Once the nominations are settled, the entire Academy votes for each category, with every member allowed one vote per category. The nominee with the most votes wins.
A small team of about six people, not including Cullinan and Ruiz, divvy up the ballots so that nobody is counting an entire category, meaning even they won’t know how different entries stack up. Cullinan and Ruiz do the final tallying, meaning they are the only two people in the world who know the Oscar victors before the big announcement live on television.
“It’s him checking me and me checking him, and we do it multiple times against each other to make sure that when we leave and are ultimately handing the envelopes to someone, we’re very confident they’re getting the right envelopes and the contents in them are accurate,” Ruiz told The Huffington Post in the week leading up to the mix-up.
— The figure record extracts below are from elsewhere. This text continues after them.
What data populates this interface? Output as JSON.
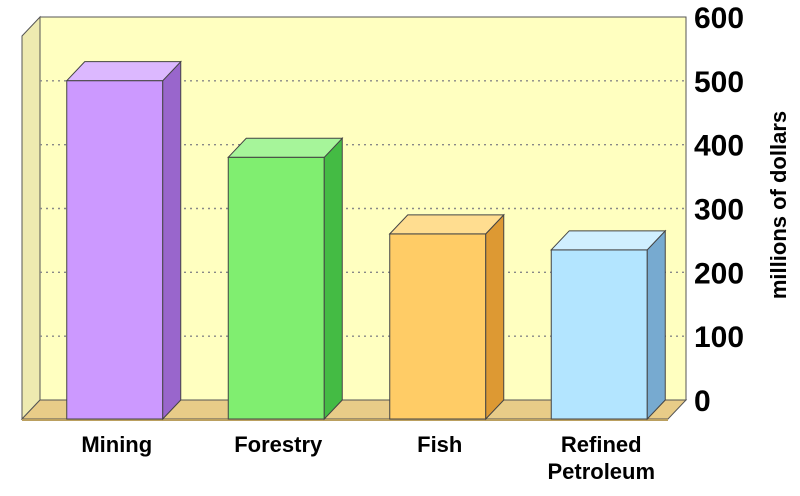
{
  "chart_data": {
    "type": "bar",
    "title": "",
    "xlabel": "",
    "ylabel": "millions of dollars",
    "categories": [
      "Mining",
      "Forestry",
      "Fish",
      "Refined\nPetroleum"
    ],
    "values": [
      530,
      410,
      290,
      265
    ],
    "ylim": [
      0,
      600
    ],
    "yticks": [
      0,
      100,
      200,
      300,
      400,
      500,
      600
    ],
    "grid": true,
    "legend": "none",
    "colors": {
      "bars": [
        "#cc99ff",
        "#80ee70",
        "#ffcc66",
        "#b3e5ff"
      ],
      "bar_tops": [
        "#dcb8ff",
        "#a6f59a",
        "#ffdd90",
        "#d0efff"
      ],
      "bar_sides": [
        "#9966cc",
        "#44bb44",
        "#dd9933",
        "#77aad0"
      ],
      "plot_background": "#ffffc0",
      "floor": "#e8cc88"
    }
  }
}
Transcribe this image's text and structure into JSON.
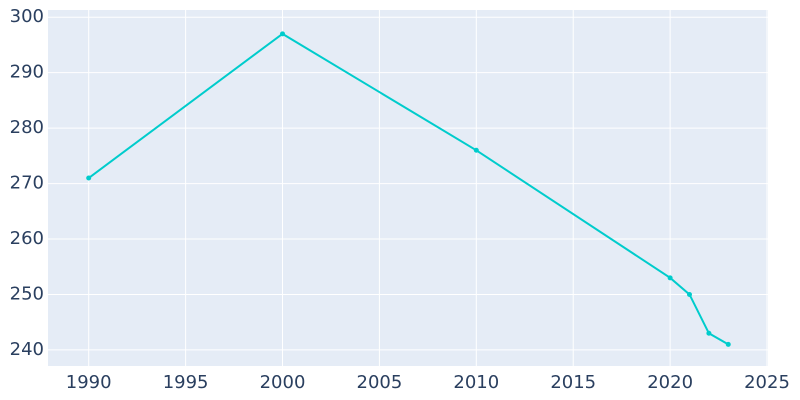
{
  "chart_data": {
    "type": "line",
    "x": [
      1990,
      2000,
      2010,
      2020,
      2021,
      2022,
      2023
    ],
    "series": [
      {
        "color": "#00cccc",
        "values": [
          271,
          297,
          276,
          253,
          250,
          243,
          241
        ]
      }
    ],
    "xlim": [
      1987.9,
      2025.05
    ],
    "xticks": [
      1990,
      1995,
      2000,
      2005,
      2010,
      2015,
      2020,
      2025
    ],
    "ylim": [
      237.1,
      301.3
    ],
    "yticks": [
      240,
      250,
      260,
      270,
      280,
      290,
      300
    ],
    "grid": true
  }
}
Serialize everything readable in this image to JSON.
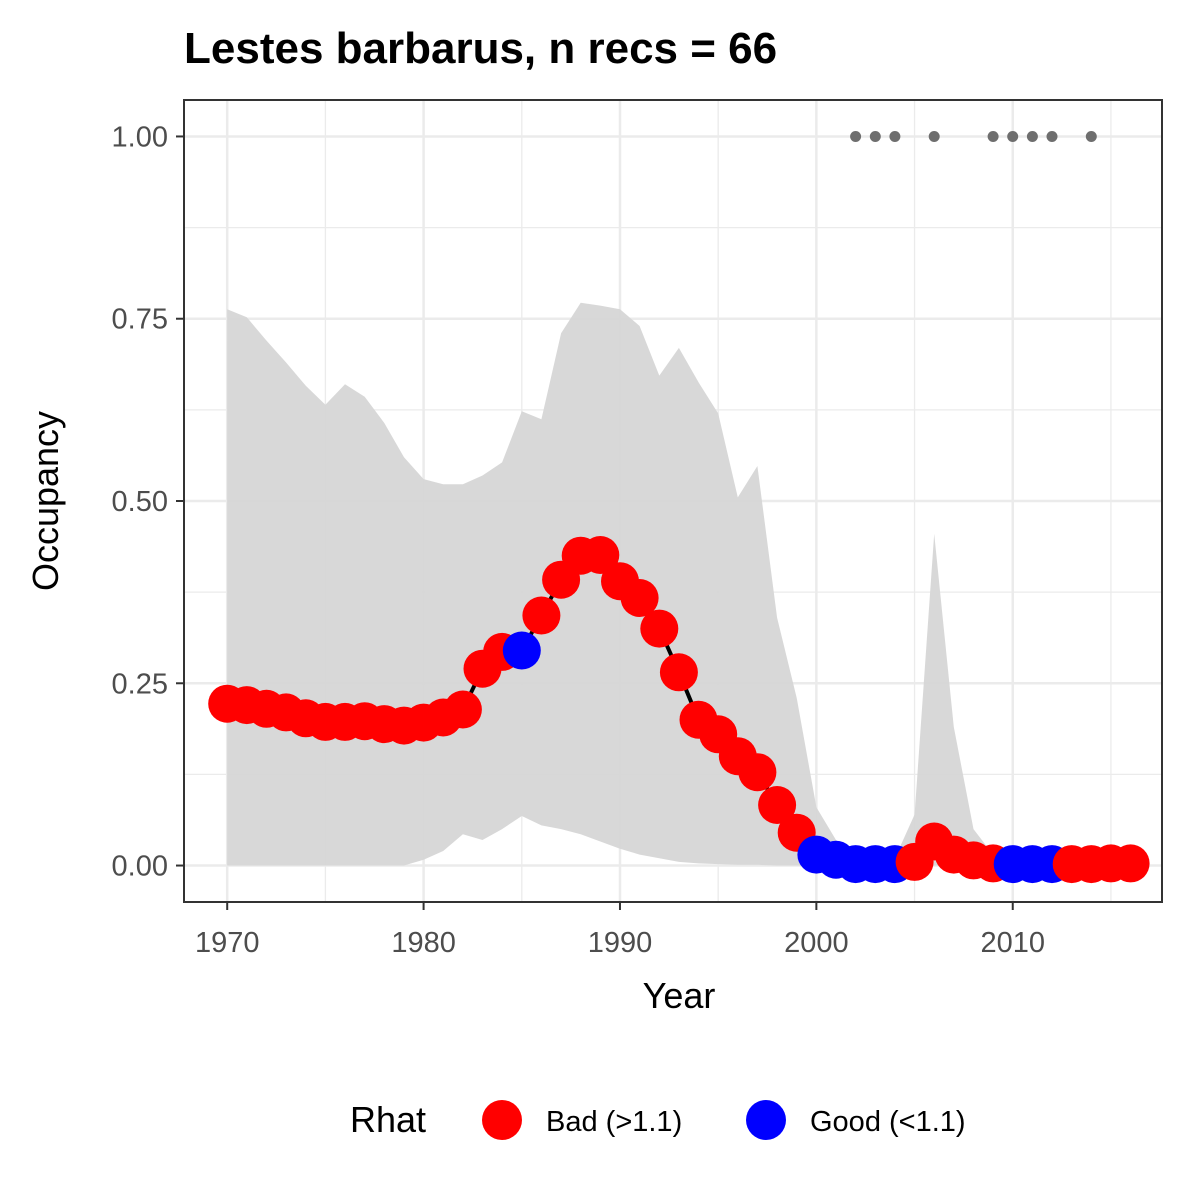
{
  "chart_data": {
    "type": "line",
    "title": "Lestes barbarus, n recs = 66",
    "xlabel": "Year",
    "ylabel": "Occupancy",
    "xlim": [
      1967.8,
      2017.6
    ],
    "ylim": [
      -0.05,
      1.05
    ],
    "x_ticks": [
      1970,
      1980,
      1990,
      2000,
      2010
    ],
    "x_tick_labels": [
      "1970",
      "1980",
      "1990",
      "2000",
      "2010"
    ],
    "y_ticks": [
      0,
      0.25,
      0.5,
      0.75,
      1.0
    ],
    "y_tick_labels": [
      "0.00",
      "0.25",
      "0.50",
      "0.75",
      "1.00"
    ],
    "grid": true,
    "years": [
      1970,
      1971,
      1972,
      1973,
      1974,
      1975,
      1976,
      1977,
      1978,
      1979,
      1980,
      1981,
      1982,
      1983,
      1984,
      1985,
      1986,
      1987,
      1988,
      1989,
      1990,
      1991,
      1992,
      1993,
      1994,
      1995,
      1996,
      1997,
      1998,
      1999,
      2000,
      2001,
      2002,
      2003,
      2004,
      2005,
      2006,
      2007,
      2008,
      2009,
      2010,
      2011,
      2012,
      2013,
      2014,
      2015,
      2016
    ],
    "mean": [
      0.222,
      0.22,
      0.215,
      0.21,
      0.202,
      0.197,
      0.197,
      0.198,
      0.194,
      0.192,
      0.196,
      0.203,
      0.214,
      0.27,
      0.293,
      0.295,
      0.343,
      0.392,
      0.425,
      0.426,
      0.39,
      0.367,
      0.325,
      0.265,
      0.2,
      0.18,
      0.15,
      0.128,
      0.083,
      0.045,
      0.015,
      0.008,
      0.002,
      0.002,
      0.002,
      0.005,
      0.033,
      0.015,
      0.007,
      0.003,
      0.002,
      0.002,
      0.002,
      0.002,
      0.002,
      0.003,
      0.003
    ],
    "rhat": [
      "Bad",
      "Bad",
      "Bad",
      "Bad",
      "Bad",
      "Bad",
      "Bad",
      "Bad",
      "Bad",
      "Bad",
      "Bad",
      "Bad",
      "Bad",
      "Bad",
      "Bad",
      "Good",
      "Bad",
      "Bad",
      "Bad",
      "Bad",
      "Bad",
      "Bad",
      "Bad",
      "Bad",
      "Bad",
      "Bad",
      "Bad",
      "Bad",
      "Bad",
      "Bad",
      "Good",
      "Good",
      "Good",
      "Good",
      "Good",
      "Bad",
      "Bad",
      "Bad",
      "Bad",
      "Bad",
      "Good",
      "Good",
      "Good",
      "Bad",
      "Bad",
      "Bad",
      "Bad"
    ],
    "ci_upper": [
      0.763,
      0.752,
      0.72,
      0.69,
      0.658,
      0.632,
      0.66,
      0.643,
      0.607,
      0.56,
      0.53,
      0.523,
      0.523,
      0.535,
      0.553,
      0.623,
      0.612,
      0.73,
      0.772,
      0.768,
      0.763,
      0.74,
      0.672,
      0.71,
      0.663,
      0.62,
      0.505,
      0.548,
      0.34,
      0.23,
      0.08,
      0.035,
      0.01,
      0.008,
      0.01,
      0.07,
      0.455,
      0.19,
      0.05,
      0.015,
      0.01,
      0.01,
      0.01,
      0.01,
      0.01,
      0.01,
      0.01
    ],
    "ci_lower": [
      0,
      0,
      0,
      0,
      0,
      0,
      0,
      0,
      0,
      0,
      0.008,
      0.02,
      0.043,
      0.035,
      0.05,
      0.068,
      0.055,
      0.05,
      0.043,
      0.033,
      0.023,
      0.015,
      0.01,
      0.005,
      0.003,
      0.002,
      0.001,
      0.001,
      0,
      0,
      0,
      0,
      0,
      0,
      0,
      0,
      0,
      0,
      0,
      0,
      0,
      0,
      0,
      0,
      0,
      0,
      0
    ],
    "record_years": [
      2002,
      2003,
      2004,
      2006,
      2009,
      2010,
      2011,
      2012,
      2014
    ],
    "record_y": 1.0,
    "legend": {
      "title": "Rhat",
      "position": "bottom",
      "entries": [
        {
          "key": "Bad",
          "label": "Bad (>1.1)",
          "color": "#ff0000"
        },
        {
          "key": "Good",
          "label": "Good (<1.1)",
          "color": "#0000ff"
        }
      ]
    },
    "colors": {
      "ribbon": "#d6d6d6",
      "line": "#000000",
      "record_points": "#6e6e6e",
      "grid": "#ebebeb",
      "border": "#333333"
    }
  }
}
When asked what would happen if the wrong winner was announced, Cullinan explained that such an error was improbable, but the true victor would receive their prize.
“We would make sure that the correct person was known very quickly,” Cullinan said. “Whether that entails stopping the show, us walking onstage, us signaling to the stage manager — that’s really a game-time decision, if something like that were to happen. Again, it’s so unlikely.”
PwC has issued a statement apologizing for the mistake, saying it was looking into the incident.
“We sincerely apologize to Moonlight, La La Land, Warren Beatty, Faye Dunaway and Oscar viewers fort the error that was made during the award announcement for Best Picture,” the accounting firm said in a statement. “The presenters had mistakenly been given the wrong category envelope and when discovered, was immediately corrected. We are currently investigating how this could have happened, and deeply regret that this occurred.”